Cada palabra tiene su significado, parece como si todo lo que escribiera repercutiera en mí, pero no es así; Son los recuerdos y los momentos vividos, los que hacen que cada vocablo forme en mi rostro, expresiones de dolor y que mis manos escriban este artículo.
Han pasado ya varias horas desde que el órgano vital más importante de mi cuerpo empezó a sangrar; No hace falta un puñal para sentir una agonía tremenda, ni un accidente para sentir que la muerte me consume, solo hace falta, que esta pequeña parte de materia corporal no tenga espacio para un ser distinto, al que siento dentro de el.
Se que al amor está involucrado con el color rojo; Y lo que éste espejo refleja es un entintado sanguíneo, si es así, quisiera que estos ojos, no paren de mojar mis mejillas y teñir mi ropaje, para que este amor se fuera en el agua que finalmente me limpiará.
¡Que fácil fuera verdad! , como si al sol se lo pudiera tapar con un dedo, como si la luna no me mostrara el rostro del cual me enamore, como si en éste artículo no estuviera ella para recordarme que aún la sigo amando, como si fuera a olvidarla cuando termine de escribir.

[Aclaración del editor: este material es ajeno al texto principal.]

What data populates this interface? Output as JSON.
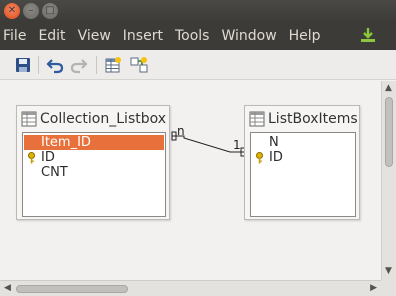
{
  "menu": [
    "File",
    "Edit",
    "View",
    "Insert",
    "Tools",
    "Window",
    "Help"
  ],
  "toolbar": {
    "buttons": [
      "save-icon",
      "undo-icon",
      "redo-icon",
      "new-table-icon",
      "new-relation-icon"
    ]
  },
  "tables": [
    {
      "title": "Collection_Listbox",
      "fields": [
        {
          "name": "Item_ID",
          "key": false,
          "selected": true
        },
        {
          "name": "ID",
          "key": true,
          "selected": false
        },
        {
          "name": "CNT",
          "key": false,
          "selected": false
        }
      ]
    },
    {
      "title": "ListBoxItems",
      "fields": [
        {
          "name": "N",
          "key": false,
          "selected": false
        },
        {
          "name": "ID",
          "key": true,
          "selected": false
        }
      ]
    }
  ],
  "relation": {
    "left_label": "n",
    "right_label": "1"
  },
  "colors": {
    "selection": "#e8703a",
    "menubar": "#3c3b37"
  }
}
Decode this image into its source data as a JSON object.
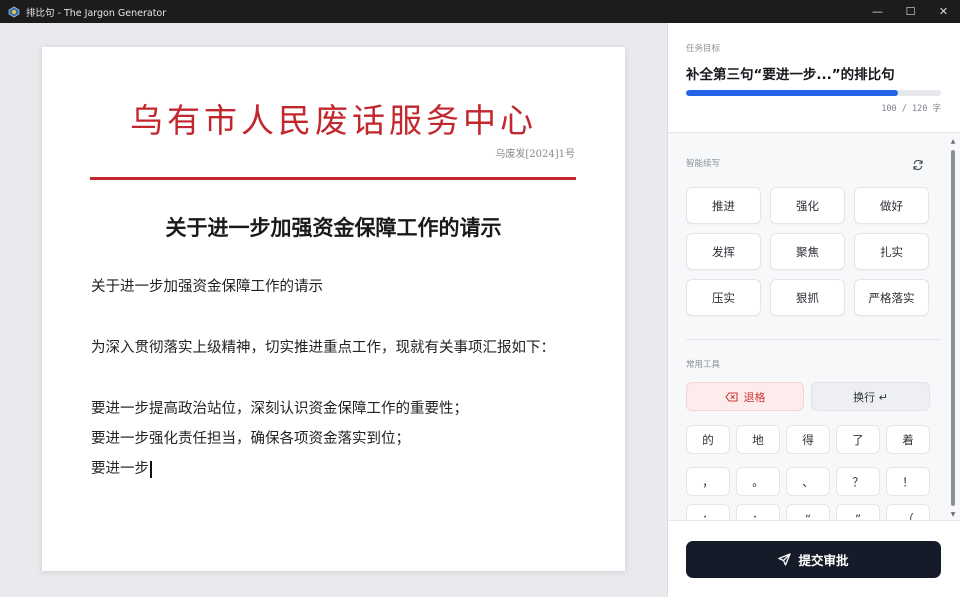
{
  "window": {
    "title": "排比句 - The Jargon Generator",
    "controls": {
      "minimize": "—",
      "maximize": "☐",
      "close": "✕"
    }
  },
  "document": {
    "header": "乌有市人民废话服务中心",
    "doc_number": "乌废发[2024]1号",
    "title": "关于进一步加强资金保障工作的请示",
    "lines": [
      "关于进一步加强资金保障工作的请示",
      "为深入贯彻落实上级精神，切实推进重点工作，现就有关事项汇报如下：",
      "要进一步提高政治站位，深刻认识资金保障工作的重要性；",
      "要进一步强化责任担当，确保各项资金落实到位；",
      "要进一步"
    ]
  },
  "task": {
    "caption": "任务目标",
    "title": "补全第三句“要进一步...”的排比句",
    "progress": {
      "current": 100,
      "max": 120,
      "fraction": 0.8333,
      "label": "100 / 120 字"
    }
  },
  "suggestions": {
    "label": "智能续写",
    "refresh_icon": "refresh-icon",
    "words": [
      "推进",
      "强化",
      "做好",
      "发挥",
      "聚焦",
      "扎实",
      "压实",
      "狠抓",
      "严格落实"
    ]
  },
  "tools": {
    "label": "常用工具",
    "backspace_label": "退格",
    "newline_label": "换行 ↵",
    "row1": [
      "的",
      "地",
      "得",
      "了",
      "着"
    ],
    "row2": [
      "，",
      "。",
      "、",
      "？",
      "！"
    ],
    "row3": [
      "：",
      "；",
      "“",
      "”",
      "（"
    ]
  },
  "submit": {
    "label": "提交审批"
  },
  "colors": {
    "accent": "#2563eb",
    "header_red": "#c2272d",
    "submit_bg": "#161b2a",
    "backspace_bg": "#fdecec"
  }
}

Aún no he quitado el cristal, Sigue al frente mío reflejándome y recordándome que sigo enamorado de ella; ¡No se como no se ha roto!, si emano un intenso dolor, quizá es muy resistente; También hubiese querido ser fabricado con tal solides, o que por lo menos, mi corazón no tuviera tal terquedad para olvidar.
Me tome unos segundos para mirar cuanto desconsuelo hay en cada párrafo que dejo atrás; Me sorprende porque el gesto ya no es el mismo; sigo sangrando, pero la tristeza que veía en frente no denota tal gravedad como cuando empecé. Tal vez el daño se va quedando en la hoja en forma de letras, en ese caso, seguiré escribiendo.
Pero ya quiero terminar; No intento llenarla de sentimientos, tampoco de infinitos recuerdos que me consumen al imaginarlos, porque en todos ellos existe ella, pretendo sellarlo de una vez; Que su luz se apague y que el viento se lleve estas palabras, al lugar mismo, en donde te encuentres ahora.
Con el tiempo tus presencia se irá y la luna que me mostraba tu rostro, hasta ese entonces, me guiará a un mejor destino, en donde numerosas cosas sean motivo para escribir, en donde tu seudónimo se le olvidará a este poco de materia gris; Y cuando mi imagen vuelva a posar en un espejo, sabré que el dolor no se quedo tras el cristal si no que te lo llevaste tu.